Challenge Proof for the Best!

if a^k=b^kmod(n)
then a=bmod(n)
a^(k+1)=a*a^k
then a^(k+1)=bmod(n)b^kmod(n)=b^(k+1)mod(n)

Rap

If I'm reading this correctly, this one is not that hard. Are you sure you want the answer? It's not too late to turn away...


Given that a^(k+1) (mod m) = b^(k+1) (mod m) then a*a^k (mod m) = b*b^k (mod m).
a (mod m) * a^k (mod m) = b (mod m) * b^k (mod m)
But we are also given that a^k (mod m) = b^k (mod m) therefore, if a^k (mod m)>0, then a (mod m)=b (mod m)

The gcd(a,m)=1 requirement ensures that a (mod m) > 0. If you remove that requirement, then the proof is invalid since if a^k (mod m) = 0, then the relationship between a and b is not defined. You can see this using a=4, b=6, k=3 and m=8. 4^3 mod 8 = 0. 6^3 mod 8=0. 4^4 and 6^4 mod 8 are also zero, but 4 mod 8 does not equal 6 mod 8.

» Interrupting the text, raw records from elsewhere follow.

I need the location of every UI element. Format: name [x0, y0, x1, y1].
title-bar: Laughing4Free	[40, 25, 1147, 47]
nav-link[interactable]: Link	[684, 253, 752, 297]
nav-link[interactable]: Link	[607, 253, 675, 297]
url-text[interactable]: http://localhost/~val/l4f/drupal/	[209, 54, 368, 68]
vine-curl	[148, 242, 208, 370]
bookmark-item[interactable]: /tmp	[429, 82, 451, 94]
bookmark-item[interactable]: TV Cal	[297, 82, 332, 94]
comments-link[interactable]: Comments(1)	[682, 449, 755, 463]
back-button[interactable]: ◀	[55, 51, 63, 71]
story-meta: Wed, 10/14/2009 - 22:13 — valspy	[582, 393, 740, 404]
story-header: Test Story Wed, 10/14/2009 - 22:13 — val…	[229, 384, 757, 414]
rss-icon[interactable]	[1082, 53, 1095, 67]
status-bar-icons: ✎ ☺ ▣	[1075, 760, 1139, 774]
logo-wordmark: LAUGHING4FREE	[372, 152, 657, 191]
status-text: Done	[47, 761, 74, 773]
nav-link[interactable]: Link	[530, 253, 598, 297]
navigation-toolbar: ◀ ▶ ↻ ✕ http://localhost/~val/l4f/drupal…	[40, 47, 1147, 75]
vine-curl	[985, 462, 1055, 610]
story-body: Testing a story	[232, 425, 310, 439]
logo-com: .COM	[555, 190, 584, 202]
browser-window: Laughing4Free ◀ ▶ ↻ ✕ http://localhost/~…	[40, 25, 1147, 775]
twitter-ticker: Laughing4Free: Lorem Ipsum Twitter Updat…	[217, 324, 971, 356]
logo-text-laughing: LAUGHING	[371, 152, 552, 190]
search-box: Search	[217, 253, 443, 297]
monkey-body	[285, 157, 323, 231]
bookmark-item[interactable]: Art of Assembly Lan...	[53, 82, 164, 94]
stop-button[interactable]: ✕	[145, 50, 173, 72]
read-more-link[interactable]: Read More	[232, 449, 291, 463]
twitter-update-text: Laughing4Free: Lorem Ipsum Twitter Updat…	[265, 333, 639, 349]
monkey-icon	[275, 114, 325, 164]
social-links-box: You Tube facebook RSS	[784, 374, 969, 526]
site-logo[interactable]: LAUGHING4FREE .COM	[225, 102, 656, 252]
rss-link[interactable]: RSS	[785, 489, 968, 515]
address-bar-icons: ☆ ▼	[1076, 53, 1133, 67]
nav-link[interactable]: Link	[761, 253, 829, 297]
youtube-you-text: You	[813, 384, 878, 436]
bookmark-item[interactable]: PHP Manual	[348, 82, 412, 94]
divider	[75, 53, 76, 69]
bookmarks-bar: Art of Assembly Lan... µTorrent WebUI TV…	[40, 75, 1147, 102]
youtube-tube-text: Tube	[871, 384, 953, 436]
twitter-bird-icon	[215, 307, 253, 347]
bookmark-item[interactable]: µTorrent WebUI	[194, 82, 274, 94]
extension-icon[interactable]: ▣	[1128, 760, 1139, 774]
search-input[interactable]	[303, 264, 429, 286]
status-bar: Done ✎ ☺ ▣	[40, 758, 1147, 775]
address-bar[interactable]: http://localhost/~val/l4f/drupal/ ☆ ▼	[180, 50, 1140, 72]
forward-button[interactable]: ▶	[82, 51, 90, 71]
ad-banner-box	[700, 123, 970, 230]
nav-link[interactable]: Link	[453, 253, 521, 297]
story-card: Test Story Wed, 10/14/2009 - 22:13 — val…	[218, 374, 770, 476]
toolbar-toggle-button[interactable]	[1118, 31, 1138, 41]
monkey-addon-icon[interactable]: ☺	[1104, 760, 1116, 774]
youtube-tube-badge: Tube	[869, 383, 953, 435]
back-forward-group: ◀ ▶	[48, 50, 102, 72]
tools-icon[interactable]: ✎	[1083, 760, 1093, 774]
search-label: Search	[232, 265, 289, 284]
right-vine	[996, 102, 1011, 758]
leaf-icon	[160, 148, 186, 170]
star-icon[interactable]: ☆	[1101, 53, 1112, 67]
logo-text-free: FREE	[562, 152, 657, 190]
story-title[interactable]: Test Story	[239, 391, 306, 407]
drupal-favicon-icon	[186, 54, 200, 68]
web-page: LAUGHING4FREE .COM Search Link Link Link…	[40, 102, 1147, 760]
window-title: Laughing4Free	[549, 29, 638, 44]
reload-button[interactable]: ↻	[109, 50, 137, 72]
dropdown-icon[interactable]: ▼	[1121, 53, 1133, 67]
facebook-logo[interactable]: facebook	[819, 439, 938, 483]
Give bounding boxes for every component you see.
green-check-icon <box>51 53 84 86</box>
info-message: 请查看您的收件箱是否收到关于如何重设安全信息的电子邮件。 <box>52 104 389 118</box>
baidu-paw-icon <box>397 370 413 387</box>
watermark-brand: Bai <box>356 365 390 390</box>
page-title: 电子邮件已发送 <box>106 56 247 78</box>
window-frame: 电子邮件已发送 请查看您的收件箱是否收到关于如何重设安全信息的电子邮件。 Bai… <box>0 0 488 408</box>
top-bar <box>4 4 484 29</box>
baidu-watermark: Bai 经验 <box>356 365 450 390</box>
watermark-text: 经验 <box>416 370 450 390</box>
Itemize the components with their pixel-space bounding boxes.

Oh God! This is so trivial. I guess this was given to us to prove how complicated our minds are. Just because of the fact that this was given as a challenge I was using all sorts of advanced techniques to do this. Thank you!

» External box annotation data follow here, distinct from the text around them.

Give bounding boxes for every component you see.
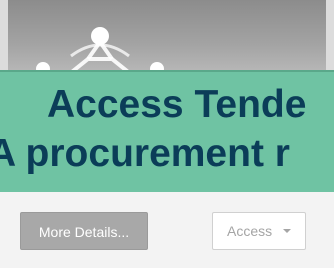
overlay-banner: Access Tende A procurement r: [0, 70, 334, 194]
banner-title: Access Tende: [47, 83, 307, 126]
banner-subtitle: A procurement r: [0, 132, 290, 175]
card-thumbnail: [8, 0, 326, 80]
chevron-down-icon: [283, 229, 291, 233]
more-details-button[interactable]: More Details...: [20, 212, 148, 250]
tender-card: Access Tende A procurement r More Detail…: [0, 0, 334, 268]
access-button-label: Access: [227, 223, 273, 239]
access-dropdown-button[interactable]: Access: [212, 212, 306, 250]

I'm a little confused. You're using mod too many times.

I have this so far:

a^(k+1) = b^(k+1) (mod m)

a * a^k = b * b^k (mod m)

Now what?

Does this imply that a = b (mod m) since a^k = b^k (mod m)?

Please advise. Thanks!

I jumped a little ahead on you. If A and B are congruent mod m, then you can show from the defininition of congruent that A mod m = B mod m. That is where all the mods come from. Your first line:

a^(k+1) = b^(k+1) (mod m)

should really be

a^(k+1) is congruent to b^(k+1) (mod m) therefore
a^(k+1) (mod m) = b^(k+1) (mod m)

Yup, finally I figured that out. Thanks!